Inventive playing on good songs highlights a refreshing songwriting talent.
Ian Jones falls squarely into the singer-songwriter category, and these six songs could so easily have turned out as bland as far too much of the genre does. What makes this E.P. stand out is the imaginative use of sounds and instruments.
The organ and slide guitar on the opening ‘Evergreens’ give the song a Jackson Browne quality, think ‘Doctor My Eyes’ or ‘Late for the Sky’. The guitar solo on the atmospheric ‘Born Again Sinner’ is one of the highlights of the record. According to Jones he was aiming for something like Tom Petty’s ‘Runnin’ Down a Dream‘ here. ‘Liars, Criminals, Beggars and Thieves’ has a definite Byrds feel to it, with Jones singing sounding very much like Roger McGuinn over the jangly guitar. ‘Hallelujah’, not the Leonard Cohen song, has a gospel organ over more slide guitar. ‘Promised Land’, not the Chuck Berry song, is the most country flavoured song here, with pedal steel dominating the sound. Closing song ‘Last Call’ could have come out of The Mavericks songbook. The shortest song on offer, it does what a final track should do, makes you wind the E.P. back and play it again. Producer Jesse Siebenberg, whose other credits include Lucas Nelson and Supertramp, has done a great job creating an album feel out of six quite different songs.
Ian Jones doesn’t have the most distinctive voice in Americana, but it is easy to listen to and draws you into his words. Those words, mostly written well before 2020 shook the world up, still have a resonance in our new situation. Jones says “I wrote ‘Hallelujah’ on Christmas Eve 2018 after a year of loss and brutality. I was reflecting on how fortunate I was to be able to be in my kitchen cooking when so many had either passed on or were in a less desirable situation. This is a song of hope and a nod to those we have lost.” ‘Evergreens’ itself is about the delights of fishing with friends in the forests of his native Washington state.

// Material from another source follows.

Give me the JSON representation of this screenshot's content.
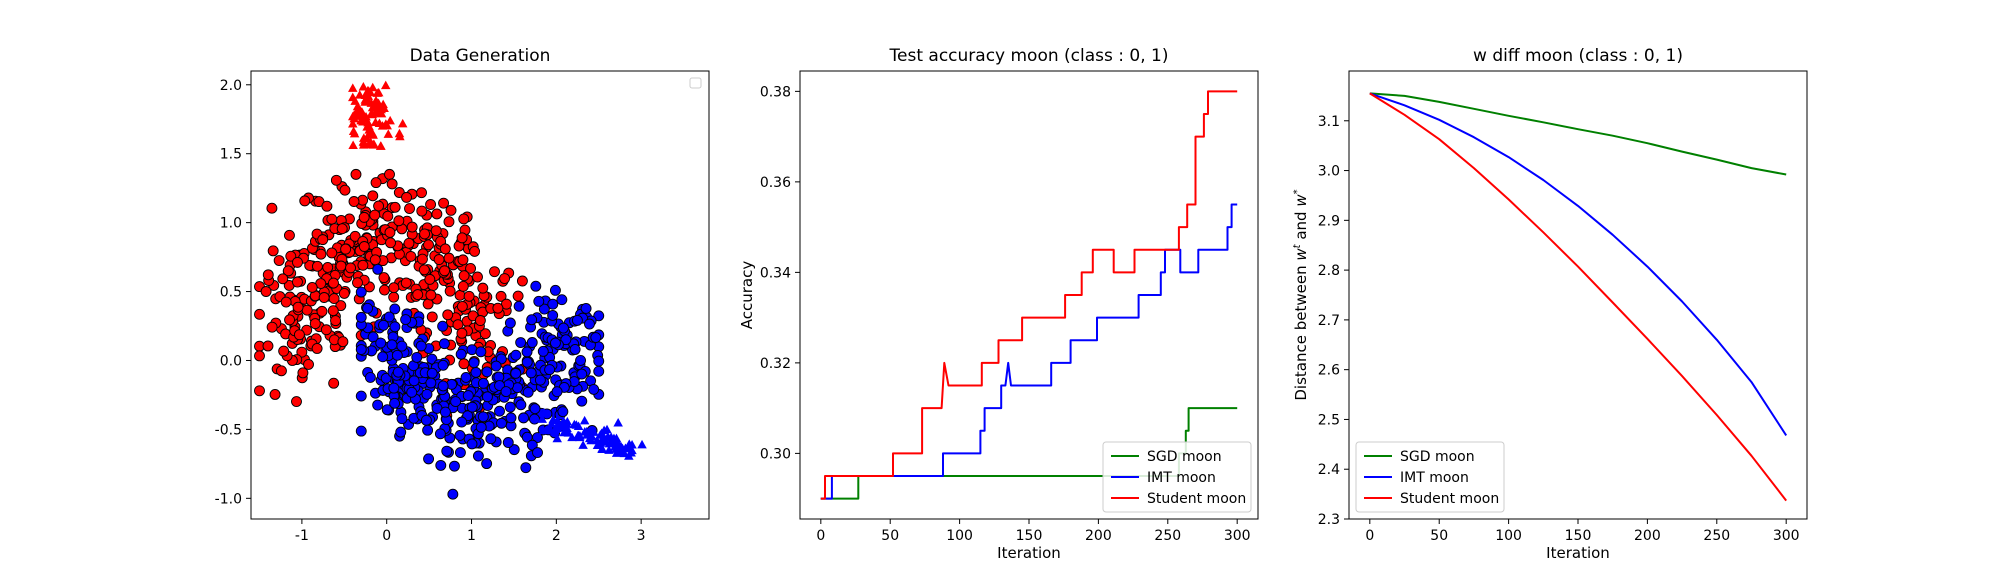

Information about who plays what on this E.P. is hard to track down, but whoever it is there is some fine playing here that complements Jones’ voice and words. There is enough variation of pace, tone and sound to make the six track record feel a lot more like an album. In fact Jones says that this is a taster for a “full length” record as yet untitled, and with no release date planned. ‘Evergreens’ is an enjoyable listen, but making it half of a much larger whole would I think diminish the songs. They sit well together and have a unity of sound and theme that would likely be lost among the six further songs that are promised for the album. These are good songs and deserve to stand on their own merits.